Group CEO Nadda Buranasiri said the airline also expected provisions for doubtful debts to put short-term pressure on full-year earnings.
AirAsia X posted a quarterly loss of 197.5 million ringgit ($47.10 million), compared with a net loss of 43.3 million ringgit in July-September last year.
Revenue fell 4.2% to 1.08 billion ringgit on lower fares. AirAsia X said its average passenger fare reduced 5% compared with a year earlier.
The airline also noted slowing tourism, especially from China, which currently contributes a quarter of its total revenue.
In response, it is shifting some future capacity into other core markets such as Japan, South Korea and India.
AirAsia X's Malaysian arm cut capacity by 4% in the third quarter as it ended flights to Tehran and switched some capacity from Australia to North Asia, the company said.
Its load factor, a measure of seats filled, rose 1% to 80% in the quarter.

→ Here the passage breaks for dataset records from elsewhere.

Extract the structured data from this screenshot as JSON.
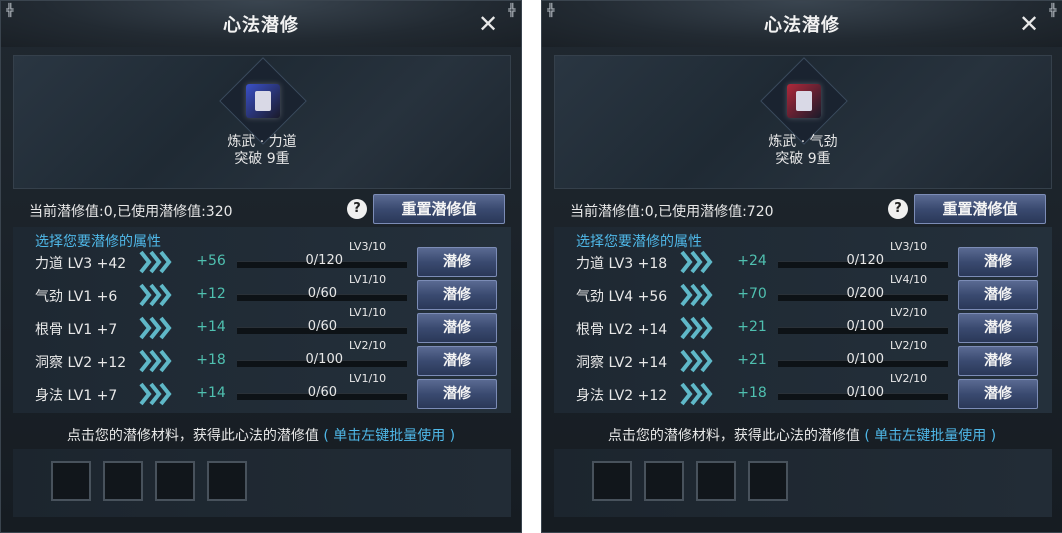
{
  "panels": [
    {
      "title": "心法潜修",
      "item": {
        "name": "炼武 · 力道",
        "rank": "突破 9重",
        "color": "#3a50c8"
      },
      "status": "当前潜修值:0,已使用潜修值:320",
      "reset_label": "重置潜修值",
      "attrs_heading": "选择您要潜修的属性",
      "rows": [
        {
          "name": "力道 LV3 +42",
          "gain": "+56",
          "progress": "0/120",
          "level": "LV3/10",
          "button": "潜修"
        },
        {
          "name": "气劲 LV1 +6",
          "gain": "+12",
          "progress": "0/60",
          "level": "LV1/10",
          "button": "潜修"
        },
        {
          "name": "根骨 LV1 +7",
          "gain": "+14",
          "progress": "0/60",
          "level": "LV1/10",
          "button": "潜修"
        },
        {
          "name": "洞察 LV2 +12",
          "gain": "+18",
          "progress": "0/100",
          "level": "LV2/10",
          "button": "潜修"
        },
        {
          "name": "身法 LV1 +7",
          "gain": "+14",
          "progress": "0/60",
          "level": "LV1/10",
          "button": "潜修"
        }
      ],
      "footer_text": "点击您的潜修材料，获得此心法的潜修值",
      "footer_hint": "( 单击左键批量使用 )"
    },
    {
      "title": "心法潜修",
      "item": {
        "name": "炼武 · 气劲",
        "rank": "突破 9重",
        "color": "#b0283a"
      },
      "status": "当前潜修值:0,已使用潜修值:720",
      "reset_label": "重置潜修值",
      "attrs_heading": "选择您要潜修的属性",
      "rows": [
        {
          "name": "力道 LV3 +18",
          "gain": "+24",
          "progress": "0/120",
          "level": "LV3/10",
          "button": "潜修"
        },
        {
          "name": "气劲 LV4 +56",
          "gain": "+70",
          "progress": "0/200",
          "level": "LV4/10",
          "button": "潜修"
        },
        {
          "name": "根骨 LV2 +14",
          "gain": "+21",
          "progress": "0/100",
          "level": "LV2/10",
          "button": "潜修"
        },
        {
          "name": "洞察 LV2 +14",
          "gain": "+21",
          "progress": "0/100",
          "level": "LV2/10",
          "button": "潜修"
        },
        {
          "name": "身法 LV2 +12",
          "gain": "+18",
          "progress": "0/100",
          "level": "LV2/10",
          "button": "潜修"
        }
      ],
      "footer_text": "点击您的潜修材料，获得此心法的潜修值",
      "footer_hint": "( 单击左键批量使用 )"
    }
  ],
  "icons": {
    "close": "close-icon",
    "help": "help-icon",
    "chevron": "triple-chevron-icon",
    "book": "skill-book-icon"
  }
}
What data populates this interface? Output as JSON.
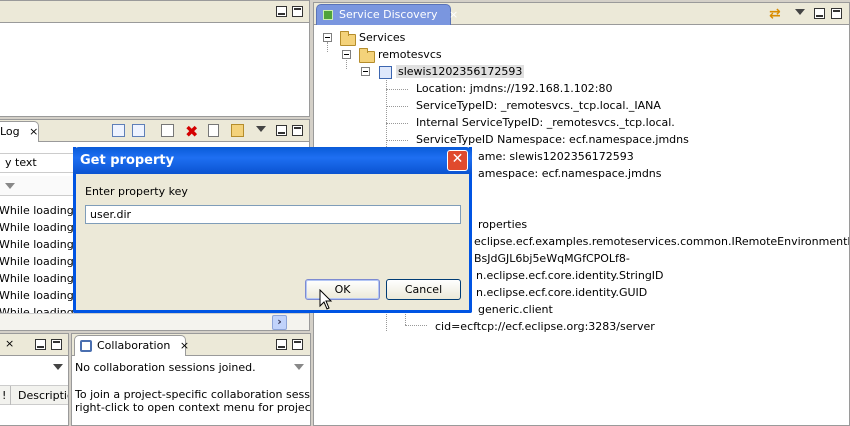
{
  "top_left_view": {},
  "log_view": {
    "tab_label": "Log",
    "filter_value": "y text",
    "rows": [
      "While loading clas",
      "While loading clas",
      "While loading clas",
      "While loading clas",
      "While loading clas",
      "While loading clas",
      "While loading clas"
    ]
  },
  "tasks_view": {
    "column_1": "!",
    "column_2": "Descriptio"
  },
  "collaboration_view": {
    "tab_label": "Collaboration",
    "line1": "No collaboration sessions joined.",
    "line2": "To join a project-specific collaboration session, se",
    "line3": "right-click to open context menu for project, and"
  },
  "service_discovery": {
    "tab_label": "Service Discovery",
    "tree": {
      "root": "Services",
      "child": "remotesvcs",
      "host": "slewis1202356172593",
      "details": [
        "Location: jmdns://192.168.1.102:80",
        "ServiceTypeID: _remotesvcs._tcp.local._IANA",
        "Internal ServiceTypeID: _remotesvcs._tcp.local.",
        "ServiceTypeID Namespace: ecf.namespace.jmdns",
        "ame: slewis1202356172593",
        "amespace: ecf.namespace.jmdns"
      ],
      "props_header": "roperties",
      "props": [
        "eclipse.ecf.examples.remoteservices.common.IRemoteEnvironmentInfo",
        "BsJdGJL6bj5eWqMGfCPOLf8-",
        "n.eclipse.ecf.core.identity.StringID",
        "n.eclipse.ecf.core.identity.GUID",
        "generic.client"
      ],
      "cid": "cid=ecftcp://ecf.eclipse.org:3283/server"
    }
  },
  "dialog": {
    "title": "Get property",
    "prompt": "Enter property key",
    "value": "user.dir",
    "ok_label": "OK",
    "cancel_label": "Cancel",
    "close_glyph": "✕"
  },
  "icons": {
    "close": "×",
    "arrow_right": "›"
  }
}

AirAsia X also has smaller offshoots in Thailand and Indonesia, giving it a total fleet of 32 A330s, which it plans to increase by two aircraft this year.
AirAsia X did not provide further information on the potential switch under consideration of some of the 34 Airbus A330neo widebody planes it has on preliminary order to A321neo narrowbodies that would help the airline in smaller markets or off-peak seasons.